Question

# Vapour density of a gas is 11.2. The volume occupied by 11.2 g of this gas at STP is:(A) 22.4 L(B) 11.2 L(C) 1 L(D) 2.25 L

Hint: Do not confuse between vapour density and density. Vapour density is the density of a vapour in relation to that of a particular gas at the same volume. It is a ratio of molar masses.

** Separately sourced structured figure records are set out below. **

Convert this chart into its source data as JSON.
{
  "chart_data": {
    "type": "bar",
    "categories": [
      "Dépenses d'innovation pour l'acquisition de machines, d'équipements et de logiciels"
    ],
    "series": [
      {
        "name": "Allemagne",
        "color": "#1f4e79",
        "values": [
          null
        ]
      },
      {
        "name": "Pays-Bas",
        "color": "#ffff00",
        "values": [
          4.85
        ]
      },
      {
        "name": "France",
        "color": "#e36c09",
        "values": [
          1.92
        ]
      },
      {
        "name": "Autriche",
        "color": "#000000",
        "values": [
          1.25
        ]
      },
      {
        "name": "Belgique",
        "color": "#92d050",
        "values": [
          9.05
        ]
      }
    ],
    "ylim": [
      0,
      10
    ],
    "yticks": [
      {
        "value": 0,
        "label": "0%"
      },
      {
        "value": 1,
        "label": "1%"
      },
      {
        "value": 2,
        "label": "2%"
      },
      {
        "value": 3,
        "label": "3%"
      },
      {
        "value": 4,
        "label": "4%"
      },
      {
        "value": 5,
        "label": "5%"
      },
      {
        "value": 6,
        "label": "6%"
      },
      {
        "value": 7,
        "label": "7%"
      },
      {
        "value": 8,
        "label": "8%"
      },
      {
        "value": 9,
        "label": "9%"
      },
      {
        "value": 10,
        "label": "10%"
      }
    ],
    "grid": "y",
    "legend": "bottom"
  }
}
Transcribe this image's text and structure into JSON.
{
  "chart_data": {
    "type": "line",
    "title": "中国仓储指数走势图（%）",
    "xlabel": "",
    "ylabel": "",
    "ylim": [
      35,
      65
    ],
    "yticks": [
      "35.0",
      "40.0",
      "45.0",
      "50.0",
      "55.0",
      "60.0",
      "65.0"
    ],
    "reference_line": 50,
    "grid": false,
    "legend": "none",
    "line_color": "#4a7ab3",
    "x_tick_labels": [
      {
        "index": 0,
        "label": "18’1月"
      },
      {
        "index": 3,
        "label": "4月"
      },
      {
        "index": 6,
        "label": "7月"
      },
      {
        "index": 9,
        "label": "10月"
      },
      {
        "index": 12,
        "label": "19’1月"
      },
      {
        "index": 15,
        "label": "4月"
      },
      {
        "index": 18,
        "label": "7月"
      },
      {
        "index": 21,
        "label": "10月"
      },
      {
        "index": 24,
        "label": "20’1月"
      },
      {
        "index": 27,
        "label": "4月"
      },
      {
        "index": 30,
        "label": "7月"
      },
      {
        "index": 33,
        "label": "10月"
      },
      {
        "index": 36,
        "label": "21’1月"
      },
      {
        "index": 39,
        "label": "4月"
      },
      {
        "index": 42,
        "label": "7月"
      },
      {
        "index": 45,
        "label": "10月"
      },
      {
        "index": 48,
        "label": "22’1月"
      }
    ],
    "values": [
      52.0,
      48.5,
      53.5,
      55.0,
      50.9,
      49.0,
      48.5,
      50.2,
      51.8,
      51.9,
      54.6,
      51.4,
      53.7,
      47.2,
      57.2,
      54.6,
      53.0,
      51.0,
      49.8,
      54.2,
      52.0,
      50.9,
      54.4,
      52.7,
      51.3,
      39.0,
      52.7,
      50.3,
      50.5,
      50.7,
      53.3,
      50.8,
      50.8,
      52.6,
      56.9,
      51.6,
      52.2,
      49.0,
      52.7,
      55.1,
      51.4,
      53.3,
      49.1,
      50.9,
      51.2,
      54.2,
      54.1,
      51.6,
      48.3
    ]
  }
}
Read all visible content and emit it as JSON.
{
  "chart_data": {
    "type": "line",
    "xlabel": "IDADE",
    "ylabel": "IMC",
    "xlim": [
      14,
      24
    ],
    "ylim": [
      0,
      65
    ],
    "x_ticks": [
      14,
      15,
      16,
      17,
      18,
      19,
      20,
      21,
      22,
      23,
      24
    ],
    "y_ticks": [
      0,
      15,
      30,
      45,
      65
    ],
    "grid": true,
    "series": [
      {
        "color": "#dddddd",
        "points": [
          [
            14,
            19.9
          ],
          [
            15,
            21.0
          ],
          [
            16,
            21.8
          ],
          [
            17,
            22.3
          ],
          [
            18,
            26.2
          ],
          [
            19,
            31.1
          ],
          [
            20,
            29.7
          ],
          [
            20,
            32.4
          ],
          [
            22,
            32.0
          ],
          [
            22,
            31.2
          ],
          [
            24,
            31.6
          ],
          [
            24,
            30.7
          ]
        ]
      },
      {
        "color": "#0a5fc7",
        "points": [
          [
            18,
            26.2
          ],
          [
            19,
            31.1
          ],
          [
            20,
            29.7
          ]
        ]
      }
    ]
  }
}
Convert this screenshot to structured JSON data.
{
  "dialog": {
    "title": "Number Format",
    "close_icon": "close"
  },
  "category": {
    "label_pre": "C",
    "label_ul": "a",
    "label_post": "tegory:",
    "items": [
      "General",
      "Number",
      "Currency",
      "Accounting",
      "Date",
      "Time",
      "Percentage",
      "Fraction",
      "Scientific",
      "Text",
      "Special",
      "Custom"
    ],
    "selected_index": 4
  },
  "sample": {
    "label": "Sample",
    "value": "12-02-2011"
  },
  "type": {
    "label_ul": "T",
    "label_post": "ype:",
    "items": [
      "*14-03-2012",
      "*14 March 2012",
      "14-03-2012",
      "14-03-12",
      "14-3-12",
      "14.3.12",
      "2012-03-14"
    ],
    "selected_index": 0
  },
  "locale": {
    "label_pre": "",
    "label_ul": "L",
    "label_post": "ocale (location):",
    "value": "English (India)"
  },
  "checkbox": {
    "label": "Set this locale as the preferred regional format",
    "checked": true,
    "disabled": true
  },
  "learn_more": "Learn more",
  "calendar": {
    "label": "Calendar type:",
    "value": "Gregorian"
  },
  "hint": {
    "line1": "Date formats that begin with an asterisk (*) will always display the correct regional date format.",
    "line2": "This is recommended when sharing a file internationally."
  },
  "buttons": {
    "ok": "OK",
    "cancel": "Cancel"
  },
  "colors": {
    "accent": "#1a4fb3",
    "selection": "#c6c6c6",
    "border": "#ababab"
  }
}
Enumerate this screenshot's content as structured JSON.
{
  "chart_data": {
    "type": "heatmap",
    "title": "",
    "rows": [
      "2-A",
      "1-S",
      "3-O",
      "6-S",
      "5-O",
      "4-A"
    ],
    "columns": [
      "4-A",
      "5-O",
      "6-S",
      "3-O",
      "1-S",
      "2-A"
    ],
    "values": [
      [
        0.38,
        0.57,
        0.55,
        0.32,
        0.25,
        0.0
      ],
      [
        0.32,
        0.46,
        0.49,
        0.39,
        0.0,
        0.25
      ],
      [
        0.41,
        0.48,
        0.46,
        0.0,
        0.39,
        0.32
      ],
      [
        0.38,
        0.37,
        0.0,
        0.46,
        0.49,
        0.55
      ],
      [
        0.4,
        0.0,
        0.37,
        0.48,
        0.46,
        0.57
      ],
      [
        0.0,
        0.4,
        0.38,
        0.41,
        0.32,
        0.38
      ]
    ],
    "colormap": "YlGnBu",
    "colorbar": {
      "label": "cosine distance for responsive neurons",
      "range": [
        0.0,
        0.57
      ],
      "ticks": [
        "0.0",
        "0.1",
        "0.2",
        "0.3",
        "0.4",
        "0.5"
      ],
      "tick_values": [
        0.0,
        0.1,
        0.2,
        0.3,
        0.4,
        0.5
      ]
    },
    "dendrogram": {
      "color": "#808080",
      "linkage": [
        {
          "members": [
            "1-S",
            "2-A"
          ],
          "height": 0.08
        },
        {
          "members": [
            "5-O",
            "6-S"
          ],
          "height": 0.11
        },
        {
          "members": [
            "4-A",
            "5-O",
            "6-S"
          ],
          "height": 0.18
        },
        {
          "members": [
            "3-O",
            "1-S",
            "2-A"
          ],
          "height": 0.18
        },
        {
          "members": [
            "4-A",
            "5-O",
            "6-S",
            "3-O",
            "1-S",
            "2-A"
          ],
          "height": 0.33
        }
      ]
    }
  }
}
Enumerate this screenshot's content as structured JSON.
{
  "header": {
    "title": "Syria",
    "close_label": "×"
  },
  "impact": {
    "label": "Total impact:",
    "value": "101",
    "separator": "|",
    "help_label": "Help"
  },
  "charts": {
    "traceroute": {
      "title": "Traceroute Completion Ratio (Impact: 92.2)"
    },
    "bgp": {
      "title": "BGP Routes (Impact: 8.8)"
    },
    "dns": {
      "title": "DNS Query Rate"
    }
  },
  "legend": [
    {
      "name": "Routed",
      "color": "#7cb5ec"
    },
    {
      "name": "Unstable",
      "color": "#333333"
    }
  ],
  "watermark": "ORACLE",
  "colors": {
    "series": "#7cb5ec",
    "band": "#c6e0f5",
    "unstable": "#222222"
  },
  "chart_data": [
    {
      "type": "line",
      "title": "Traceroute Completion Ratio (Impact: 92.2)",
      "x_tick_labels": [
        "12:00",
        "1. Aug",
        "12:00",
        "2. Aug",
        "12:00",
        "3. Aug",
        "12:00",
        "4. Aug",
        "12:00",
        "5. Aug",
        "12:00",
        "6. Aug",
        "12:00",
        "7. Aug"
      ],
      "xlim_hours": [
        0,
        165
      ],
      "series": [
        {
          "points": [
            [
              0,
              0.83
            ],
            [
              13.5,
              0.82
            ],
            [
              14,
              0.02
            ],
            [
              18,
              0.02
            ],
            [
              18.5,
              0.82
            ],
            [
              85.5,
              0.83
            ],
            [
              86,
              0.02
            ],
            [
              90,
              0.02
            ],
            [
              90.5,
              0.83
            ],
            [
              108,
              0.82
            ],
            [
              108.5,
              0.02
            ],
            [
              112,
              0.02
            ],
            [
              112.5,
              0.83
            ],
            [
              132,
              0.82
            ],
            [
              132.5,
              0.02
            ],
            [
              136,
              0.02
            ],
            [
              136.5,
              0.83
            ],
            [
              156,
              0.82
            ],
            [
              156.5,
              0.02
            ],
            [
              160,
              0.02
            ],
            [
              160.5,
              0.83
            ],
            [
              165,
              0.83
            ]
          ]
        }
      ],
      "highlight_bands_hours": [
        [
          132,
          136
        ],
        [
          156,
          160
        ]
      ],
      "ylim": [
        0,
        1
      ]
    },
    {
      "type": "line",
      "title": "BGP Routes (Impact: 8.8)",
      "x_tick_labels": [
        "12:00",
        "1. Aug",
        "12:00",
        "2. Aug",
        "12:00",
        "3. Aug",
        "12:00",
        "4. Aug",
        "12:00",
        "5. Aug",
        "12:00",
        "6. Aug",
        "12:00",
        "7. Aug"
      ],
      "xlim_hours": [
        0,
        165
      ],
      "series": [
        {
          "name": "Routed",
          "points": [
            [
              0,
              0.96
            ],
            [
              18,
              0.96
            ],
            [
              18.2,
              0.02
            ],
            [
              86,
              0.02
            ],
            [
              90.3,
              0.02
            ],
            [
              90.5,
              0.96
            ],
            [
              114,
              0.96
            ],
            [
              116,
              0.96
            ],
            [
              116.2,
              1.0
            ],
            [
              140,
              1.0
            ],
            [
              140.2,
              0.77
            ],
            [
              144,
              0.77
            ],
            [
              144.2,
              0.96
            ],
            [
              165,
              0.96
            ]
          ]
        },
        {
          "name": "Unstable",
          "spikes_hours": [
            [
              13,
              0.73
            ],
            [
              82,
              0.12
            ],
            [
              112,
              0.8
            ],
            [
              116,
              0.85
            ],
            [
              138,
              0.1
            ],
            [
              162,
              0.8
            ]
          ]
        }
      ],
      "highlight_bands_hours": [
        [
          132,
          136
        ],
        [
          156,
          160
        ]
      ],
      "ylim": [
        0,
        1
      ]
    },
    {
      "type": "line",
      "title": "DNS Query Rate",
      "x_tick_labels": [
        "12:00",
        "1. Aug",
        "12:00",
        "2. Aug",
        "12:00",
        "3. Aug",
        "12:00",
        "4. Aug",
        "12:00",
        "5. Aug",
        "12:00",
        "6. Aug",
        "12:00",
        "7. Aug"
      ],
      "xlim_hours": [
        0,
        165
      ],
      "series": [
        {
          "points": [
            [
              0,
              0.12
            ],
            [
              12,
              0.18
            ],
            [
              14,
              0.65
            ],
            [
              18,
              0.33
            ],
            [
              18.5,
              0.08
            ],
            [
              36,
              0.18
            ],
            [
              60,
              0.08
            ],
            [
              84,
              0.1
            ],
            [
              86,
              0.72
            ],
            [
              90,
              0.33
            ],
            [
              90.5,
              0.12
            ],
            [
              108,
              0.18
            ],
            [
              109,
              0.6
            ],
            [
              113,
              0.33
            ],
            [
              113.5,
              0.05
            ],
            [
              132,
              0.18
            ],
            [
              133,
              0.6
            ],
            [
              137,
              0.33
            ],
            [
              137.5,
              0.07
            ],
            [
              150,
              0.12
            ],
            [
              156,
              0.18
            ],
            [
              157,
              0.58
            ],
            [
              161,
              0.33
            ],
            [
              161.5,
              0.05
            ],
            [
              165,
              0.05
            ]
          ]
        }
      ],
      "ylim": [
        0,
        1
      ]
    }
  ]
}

Complete step by step answer:
Vapour density of a gas is equal to the ratio of Molar mass of some volume of a certain gas to Molar mass of the same volume of hydrogen gas - ${{H}_{2}}$.
Molar mass of hydrogen gas = 2 x Molar mass of hydrogen = 2 x 1 u = 2 u.
Therefore,
Vapour density $=\dfrac{Molar\text{ }mass\text{ }of\text{ }gas}{2}$
(Given, vapour density = 11.2)
11.2 $=\dfrac{Molar\text{ }mass\text{ }of\text{ }gas}{2}$
So, Molar mass of gas = 22.4
Now, let’s calculate the number of moles of gas
(Given, weight of gas = 11.2 g)
$Moles=\dfrac{Weight}{Molar\text{ }Mass}=\dfrac{11.2}{22.4}=\text{0}\text{.5 }moles$
Avogadro’s hypothesis states that at standard temperature and pressure, 1 mole of a gas occupies 22.4 L. Therefore, we can write the following –
At STP, 1 mole of any gas occupies 22.4 L
Therefore, 0.5 moles of the gas will occupy 22.4 x 0.5 L = 11.2 L

Therefore, the answer is – option (b).

Additional Information: Vapour density is the ratio of molar masses and is therefore unitless.

Note: Air has a vapour density of one. Therefore, we can also say that vapour density is an indication of whether any gas is more (density > 1) or less (density < 1) denser than air.